ADAKITANEWS, Nganjuk – Sejak dua hari terakhir, harga kebutuhan masyarakat mengalami kenaikan yang cukup signifikan, diantaranya harga daging di sejumlah pasar di Kabupaten Nganjuk. Perihal itu membuat sejumlah konsumen merubah menu ke tempe dan tahu.

Dari pantauan tim adakitanews.com di pasar wage Nganjuk, harga daging ayam dari Rp 26.000 saat ini Rp 30.000 per-kilogram, atau mengalami kenaikan harga Rp 4.000 setiap kilogramnya. Sedangkan harga telur dari harga Rp 16.000 mengalami kenaikan Rp 4.000 per kilogram menjadi Rp 20.000 per-kilogram. Untuk harga sayur mayur masih stabil dan belum ada lonjakan harga yang signifikan.

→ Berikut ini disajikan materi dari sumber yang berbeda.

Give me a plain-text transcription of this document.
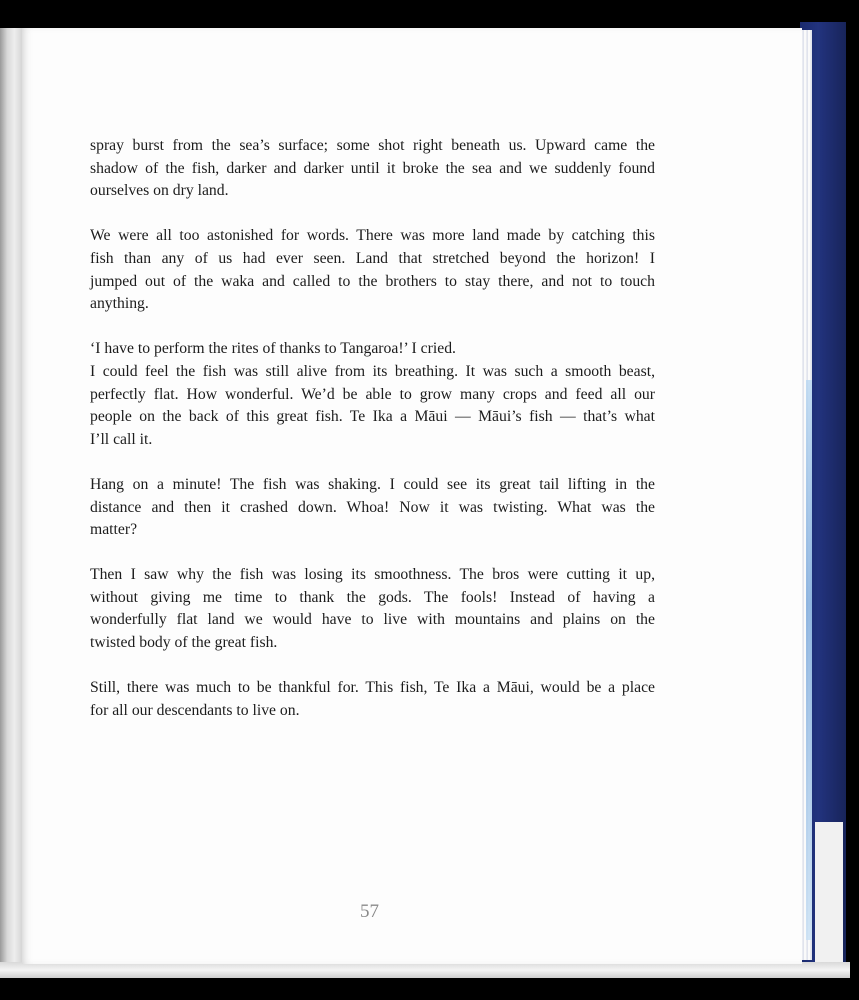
spray burst from the sea’s surface; some shot right beneath us. Upward came the
shadow of the fish, darker and darker until it broke the sea and we suddenly found
ourselves on dry land.

We were all too astonished for words. There was more land made by catching this
fish than any of us had ever seen. Land that stretched beyond the horizon! I
jumped out of the waka and called to the brothers to stay there, and not to touch
anything.

‘I have to perform the rites of thanks to Tangaroa!’ I cried.
I could feel the fish was still alive from its breathing. It was such a smooth beast,
perfectly flat. How wonderful. We’d be able to grow many crops and feed all our
people on the back of this great fish. Te Ika a Māui — Māui’s fish — that’s what
I’ll call it.

Hang on a minute! The fish was shaking. I could see its great tail lifting in the
distance and then it crashed down. Whoa! Now it was twisting. What was the
matter?

Then I saw why the fish was losing its smoothness. The bros were cutting it up,
without giving me time to thank the gods. The fools! Instead of having a
wonderfully flat land we would have to live with mountains and plains on the
twisted body of the great fish.

Still, there was much to be thankful for. This fish, Te Ika a Māui, would be a place
for all our descendants to live on.

57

Ratna,40, salah seorang pembeli mengaku memilih mengganti menu yang sebelumnya menggunakan daging lebih memilih tahu dan tempe. “Terlalu mahal mas, mending tahu sama tempe saja yang lebih murah,” ujarnya

Sementara itu, Sulastri,53, salah satu pedagang ayam di Pasar Wage Nganjuk mengatakan, melonjaknya harga daging ayam ini dikarenakan menjelang puasa Ramadhan. Sebelum berpuasa, biasanya banyak orang yang selamatan. Sehingga kebutuhan akan daging ayam meningkat. “Dimungkinkan akan ada penurunan harga di pertengahan bulan puasa,” ujarnya

Namun, sebelum puasa tahun ini, kata Sulastri, untuk pembeli daging ayam pun cenderung melemah. Hal ini diakibatkan para petani saat ini memasuki musim tanam padi dan memasuki penerimaan siswa baru bagi anak sekolah. Sehingga, mempengaruhi konsumen untuk membeli daging ayam. “Mahalnya suatu barang jika persediaan sedikit, konsumen banyak, namun ini konsumen sedikit, harga naik,” jelasnya.(jati/zay).